Il possibile contributo delle cellule staminali di midollo osseo alla mucosa intestinale è stato esaminato per molti anni. Questa possibilità fu inizialmente negata da Cheng e Leblond sulla base di un modello di trasfusione di midollo osseo marcato con timidina triziata e poi successivamente da Cairnie che utilizzò un marcatore genetico. Cheng e Leblond proposero la teoria “unitaria” poi ampiamente accettata, secondo la quale tutte le cellule differenziate di mucosa e sottomucosa deriverebbero da staminali residenti. Molti studi, però, hanno riportato che le cellule di midollo osseo possono contribuire all’epitelio gastrico ed intestinale, le cui cellule del donatore riescono ad integrarsi nell’epitelio gastrico dopo trapianto di cellule staminali mobilizzate in sangue periferico. E’ stato dimostrato inoltre che una singola cellula staminale derivata da midollo osseo può attecchire e dare progenie, costituendo l’epitelio intestinale.

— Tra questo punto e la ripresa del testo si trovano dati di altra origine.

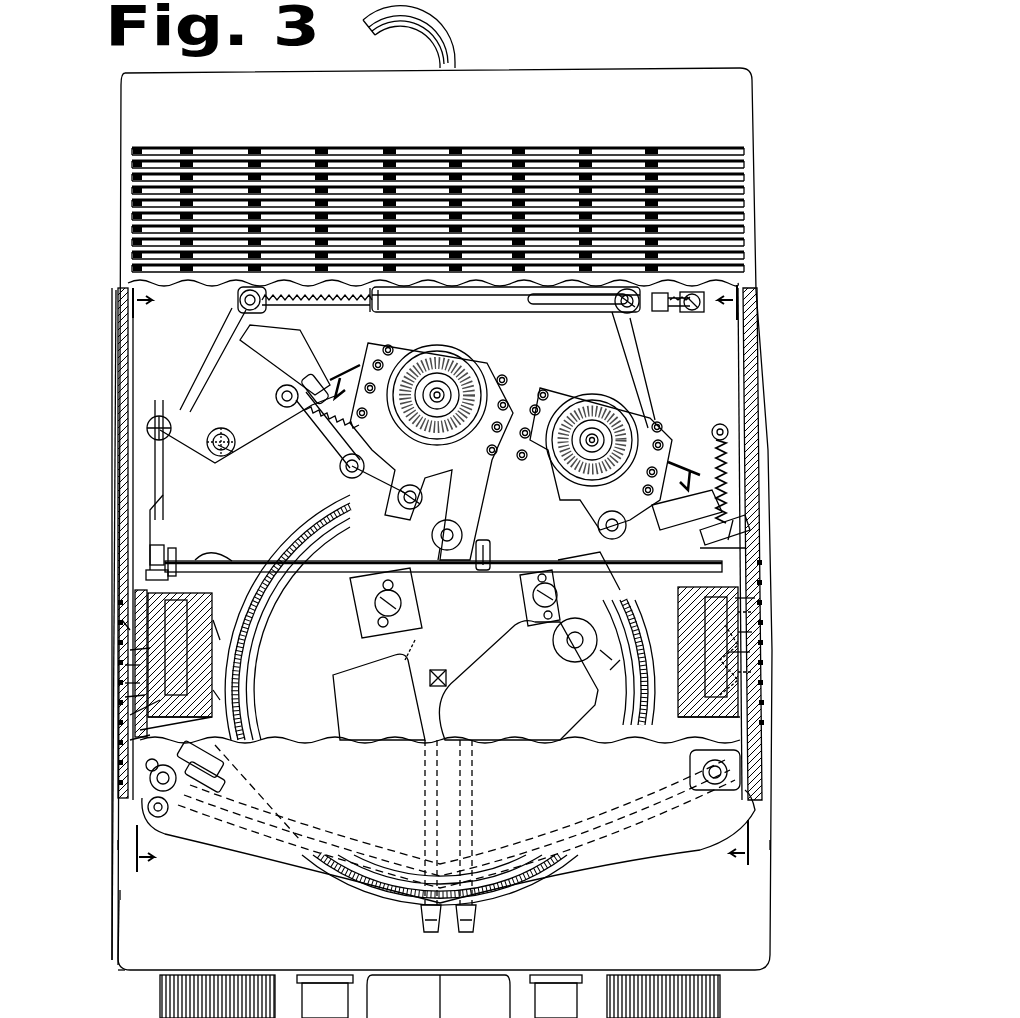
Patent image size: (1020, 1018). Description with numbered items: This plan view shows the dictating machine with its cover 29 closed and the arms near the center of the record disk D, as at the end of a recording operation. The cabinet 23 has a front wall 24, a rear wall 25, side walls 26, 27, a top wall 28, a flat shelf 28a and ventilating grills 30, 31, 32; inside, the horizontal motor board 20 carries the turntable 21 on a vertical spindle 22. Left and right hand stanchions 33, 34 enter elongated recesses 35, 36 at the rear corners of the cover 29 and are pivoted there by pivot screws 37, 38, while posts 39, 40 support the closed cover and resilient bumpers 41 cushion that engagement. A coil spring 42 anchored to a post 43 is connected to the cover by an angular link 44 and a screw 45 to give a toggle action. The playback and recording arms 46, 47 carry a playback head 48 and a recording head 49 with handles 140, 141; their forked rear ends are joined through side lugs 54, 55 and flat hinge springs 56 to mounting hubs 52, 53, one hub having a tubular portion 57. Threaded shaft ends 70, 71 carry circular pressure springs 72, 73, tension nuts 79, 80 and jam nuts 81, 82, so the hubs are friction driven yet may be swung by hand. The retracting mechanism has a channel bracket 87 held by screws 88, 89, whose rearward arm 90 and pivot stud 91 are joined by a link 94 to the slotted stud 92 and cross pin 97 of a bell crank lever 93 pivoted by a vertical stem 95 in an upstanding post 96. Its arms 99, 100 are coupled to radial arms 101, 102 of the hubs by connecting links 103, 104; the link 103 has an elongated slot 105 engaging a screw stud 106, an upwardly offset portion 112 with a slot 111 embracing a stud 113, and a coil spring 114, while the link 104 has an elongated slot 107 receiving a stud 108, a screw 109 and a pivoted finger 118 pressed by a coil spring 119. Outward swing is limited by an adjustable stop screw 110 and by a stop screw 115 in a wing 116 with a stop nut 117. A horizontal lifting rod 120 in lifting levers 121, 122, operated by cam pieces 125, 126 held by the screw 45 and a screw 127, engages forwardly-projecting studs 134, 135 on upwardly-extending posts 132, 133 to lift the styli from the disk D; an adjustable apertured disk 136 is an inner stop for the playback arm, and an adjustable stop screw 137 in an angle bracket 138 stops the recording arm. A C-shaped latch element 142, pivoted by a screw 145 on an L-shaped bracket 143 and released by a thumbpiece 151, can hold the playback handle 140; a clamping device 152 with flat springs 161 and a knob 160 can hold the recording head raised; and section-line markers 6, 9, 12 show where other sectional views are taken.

The motor board 20 is at (135, 372).
The turntable 21 is at (330, 880).
The vertical spindle 22 is at (440, 668).
The dictating machine cabinet 23 is at (108, 900).
The front wall 24 is at (140, 978).
The rear wall 25 is at (578, 68).
The side wall 26 is at (118, 836).
The side wall 27 is at (770, 836).
The top wall 28 is at (130, 136).
The flat shelf 28a is at (130, 934).
The cover 29 is at (258, 850).
The ventilating grill 30 is at (125, 640).
The ventilating grill 31 is at (364, 152).
The ventilating grill 32 is at (766, 572).
The left hand stanchion 33 is at (140, 595).
The right hand stanchion 34 is at (760, 596).
The recess 35 is at (170, 717).
The recess 36 is at (705, 717).
The pivot screw 37 is at (130, 650).
The pivot screw 38 is at (758, 634).
The post 39 is at (148, 806).
The post 40 is at (690, 768).
The resilient bumpers 41 is at (150, 782).
The coil spring 42 is at (730, 462).
The post 43 is at (730, 430).
The link 44 is at (752, 528).
The screw 45 is at (760, 674).
The playback arm 46 is at (378, 560).
The recording arm 47 is at (525, 597).
The playback head 48 is at (338, 695).
The recording head 49 is at (492, 665).
The mounting hub 52 is at (478, 337).
The mounting hub 53 is at (632, 372).
The side lugs 54 is at (388, 344).
The side lugs 55 is at (545, 400).
The flat hinge springs 56 is at (372, 357).
The tubular portion 57 is at (605, 640).
The threaded reduced upper end 70 is at (446, 390).
The threaded reduced upper end 71 is at (600, 442).
The circular pressure spring 72 is at (424, 370).
The circular pressure spring 73 is at (588, 430).
The tension nut 79 is at (445, 372).
The tension nut 80 is at (612, 436).
The jam nut 81 is at (433, 370).
The jam nut 82 is at (600, 425).
The channel bracket 87 is at (130, 715).
The screw 88 is at (238, 545).
The screw 89 is at (218, 690).
The rearwardly-extending arm 90 is at (152, 545).
The pivot stud 91 is at (146, 568).
The slotted stud 92 is at (150, 400).
The bell crank lever 93 is at (165, 450).
The link 94 is at (148, 512).
The vertical stem 95 is at (218, 456).
The upstanding post 96 is at (236, 455).
The cross pin 97 is at (145, 427).
The rearwardly-extending arm 99 is at (215, 350).
The laterally extending arm 100 is at (275, 396).
The radial arm 101 is at (634, 345).
The radial arm 102 is at (380, 470).
The connecting link 103 is at (506, 299).
The connecting link 104 is at (332, 448).
The elongated slot 105 is at (565, 305).
The screw stud 106 is at (615, 310).
The elongated slot 107 is at (338, 468).
The stud 108 is at (316, 380).
The screw 109 is at (345, 478).
The adjustable stop screw 110 is at (760, 616).
The slot 111 is at (238, 302).
The upwardly offset portion 112 is at (340, 310).
The stud 113 is at (242, 312).
The coil spring 114 is at (300, 312).
The stop screw 115 is at (125, 697).
The wing 116 is at (125, 683).
The stop nut 117 is at (125, 665).
The pivoted finger 118 is at (292, 384).
The coil spring 119 is at (312, 428).
The horizontal lifting rod 120 is at (340, 578).
The lifting lever 121 is at (176, 550).
The lifting lever 122 is at (750, 550).
The cam piece 125 is at (130, 740).
The cam piece 126 is at (755, 654).
The screw 127 is at (615, 670).
The upwardly-extending post 132 is at (432, 532).
The upwardly-extending post 133 is at (622, 519).
The forwardly-projecting stud 134 is at (457, 580).
The forwardly-projecting stud 135 is at (600, 570).
The adjustable apertured disk 136 is at (483, 540).
The adjustable stop screw 137 is at (655, 312).
The upstanding angle bracket 138 is at (697, 312).
The handle 140 is at (420, 928).
The handle 141 is at (476, 928).
The C-shaped latch element 142 is at (218, 775).
The L-shaped bracket 143 is at (145, 765).
The screw 145 is at (218, 760).
The thumbpiece 151 is at (205, 838).
The clamping device 152 is at (735, 490).
The knob 160 is at (722, 1003).
The flat springs 161 is at (735, 522).
The record disk D is at (375, 892).
The section line 6 is at (730, 582).
The section line 9 is at (145, 585).
The section line 12 is at (515, 434).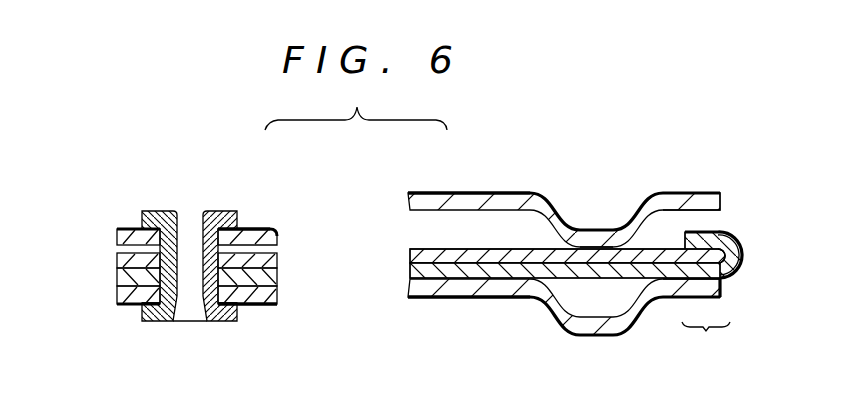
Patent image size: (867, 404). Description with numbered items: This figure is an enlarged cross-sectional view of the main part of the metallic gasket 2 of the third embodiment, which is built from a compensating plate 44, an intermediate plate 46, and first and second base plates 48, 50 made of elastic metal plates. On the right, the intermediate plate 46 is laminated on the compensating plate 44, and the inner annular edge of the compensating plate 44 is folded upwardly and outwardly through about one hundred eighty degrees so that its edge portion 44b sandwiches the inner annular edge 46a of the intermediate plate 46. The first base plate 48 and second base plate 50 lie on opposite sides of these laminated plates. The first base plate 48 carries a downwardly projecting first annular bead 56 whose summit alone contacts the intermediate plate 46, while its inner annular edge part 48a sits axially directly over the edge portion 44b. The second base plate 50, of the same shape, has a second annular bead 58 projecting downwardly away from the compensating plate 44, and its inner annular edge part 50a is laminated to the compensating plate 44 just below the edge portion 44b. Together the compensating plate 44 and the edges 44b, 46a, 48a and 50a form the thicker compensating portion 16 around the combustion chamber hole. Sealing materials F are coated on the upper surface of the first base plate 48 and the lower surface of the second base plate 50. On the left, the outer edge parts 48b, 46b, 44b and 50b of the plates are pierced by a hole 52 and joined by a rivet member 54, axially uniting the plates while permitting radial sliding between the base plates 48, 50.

The metallic gasket 2 is at (649, 142).
The compensating portion 16 is at (706, 342).
The compensating plate 44 is at (281, 284).
The edge portion of compensating plate 44b is at (125, 277).
The intermediate plate 46 is at (279, 260).
The inner annular edge of intermediate plate 46a is at (733, 250).
The outer edge part of intermediate plate 46b is at (118, 258).
The first base plate 48 is at (249, 236).
The inner annular edge part of first base plate 48a is at (690, 200).
The outer edge part of first base plate 48b is at (128, 236).
The second base plate 50 is at (253, 300).
The inner annular edge part of second base plate 50a is at (713, 288).
The outer edge part of second base plate 50b is at (131, 305).
The hole 52 is at (164, 263).
The rivet member 54 is at (216, 313).
The first annular bead 56 is at (613, 232).
The second annular bead 58 is at (607, 322).
The sealing materials F is at (269, 226).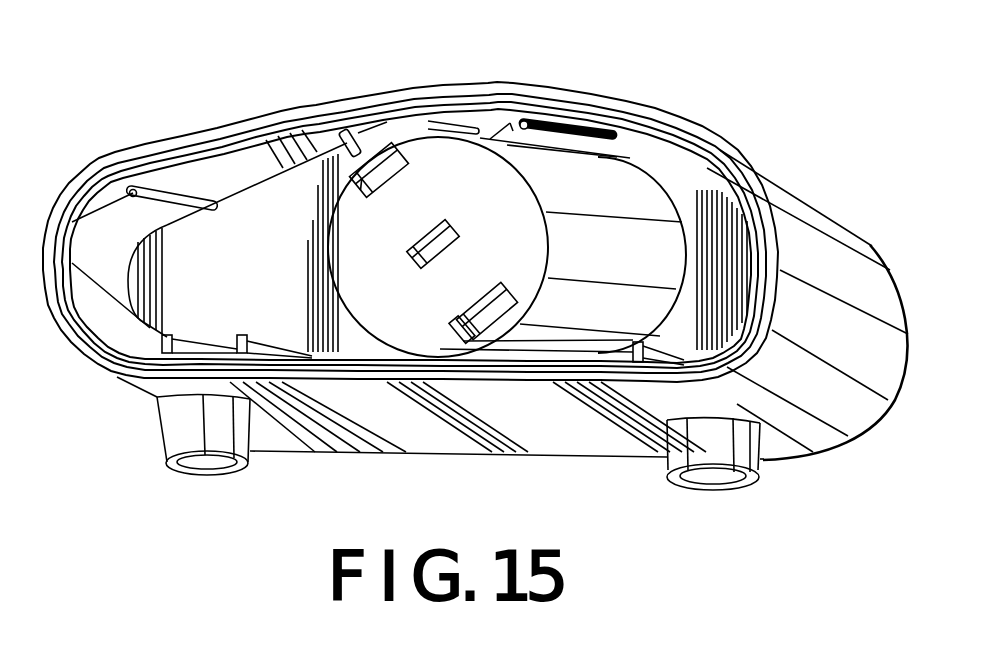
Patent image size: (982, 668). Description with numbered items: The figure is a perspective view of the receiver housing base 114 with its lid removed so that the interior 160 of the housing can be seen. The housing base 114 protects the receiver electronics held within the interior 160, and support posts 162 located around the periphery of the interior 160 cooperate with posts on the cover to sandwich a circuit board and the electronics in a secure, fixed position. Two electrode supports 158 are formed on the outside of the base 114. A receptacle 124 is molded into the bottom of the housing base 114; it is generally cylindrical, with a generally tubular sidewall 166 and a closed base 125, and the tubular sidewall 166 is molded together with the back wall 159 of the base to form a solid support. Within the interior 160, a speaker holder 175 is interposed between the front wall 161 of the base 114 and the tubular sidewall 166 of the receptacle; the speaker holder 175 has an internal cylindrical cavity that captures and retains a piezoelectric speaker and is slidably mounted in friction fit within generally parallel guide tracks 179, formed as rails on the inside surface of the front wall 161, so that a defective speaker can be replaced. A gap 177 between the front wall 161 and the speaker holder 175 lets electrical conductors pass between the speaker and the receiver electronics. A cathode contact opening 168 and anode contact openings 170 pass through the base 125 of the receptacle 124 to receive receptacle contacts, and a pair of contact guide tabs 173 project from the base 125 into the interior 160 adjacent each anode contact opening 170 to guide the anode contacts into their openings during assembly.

The housing base 114 is at (807, 242).
The receptacle 124 is at (637, 245).
The closed base 125 is at (528, 222).
The electrode supports 158 is at (230, 437).
The back wall 159 is at (390, 413).
The interior 160 is at (122, 266).
The front wall 161 is at (180, 140).
The support posts 162 is at (127, 190).
The tubular sidewall 166 is at (642, 187).
The cathode contact opening 168 is at (446, 215).
The anode contact openings 170 is at (397, 157).
The contact guide tabs 173 is at (340, 147).
The speaker holder 175 is at (370, 133).
The gap 177 is at (453, 123).
The guide tracks 179 is at (343, 150).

Il maggior problema legato ai trapianti rimane però la possibilità di una reattività immunologica tra donatore e ricevente. Nel trapianto di midollo osseo il sistema immune del ricevente può sviluppare infatti una reazione contro gli antigeni HLA espressi sull’organo trapiantato, determinando una reazione di rigetto.

E’ per questo motivo che la maggior parte delle persone che sono sottoposte ad un trapianto sono sottoposte anche ad una terapia immunosoppressiva cronica che dovrebbe ridurre il rischio di rigetto. Allo stesso tempo, ancora oggi il rischio di rigetto è la causa più comune e frequente di complicanza, a breve e a lungo termine, a seguito di un trapianto.

Nota l’importanza del microbiota intestinale in numerose patologie e terapie, la comunità scientifica ha focalizzato la sua attenzione sul ruolo che può avere il microbiota intestinale sul decorso post-trapianto di pazienti pediatrici.

Quello che si è evidenziato dai recenti studi pubblicati su Scientific Reports e su BMC Medical Genomics, è che il microbiota può effettivamente influenzare le probabilità di successo di trattamenti antibiotici effettuati su pazienti in età pediatrica.

Nel dettaglio, lo studio coordinato dal reparto di Oncologia ed Ematologia pediatrica “Lalla Seràgnoli” del Policlinico di Sant’Orsola e dal gruppo di Ecologia Microbica della Salute attivo al Dipartimento di Farmacia e Biotecnologie dell’Università di Bologna, con la partnership del gruppo dell’Unità di Genomica dell’Istituto di Tecnologie Biomediche del CNR di Milano, ha analizzato le variazioni nella composizione del microbiota di 36 bambini prima e dopo il trapianto. E anche in questo caso il ruolo della popolazione batterica intestinale è estremamente chiara: i pazienti che finiscono per sviluppare la GVHD presentano infatti già prima del trapianto un microbiota alterato, con una ridotta biodiversità e una maggiore abbondanza di specifici batteri legati allo sviluppo di infiammazioni.

In conclusione, grazie a questi studi si sono poste le basi in merito alle modalità ottimali per definire terapie e profilassi antibiotiche specifiche per ogni singolo paziente, partendo come prima cosa dallo screening delle specie batteriche che popolano il proprio microbioma intestinale.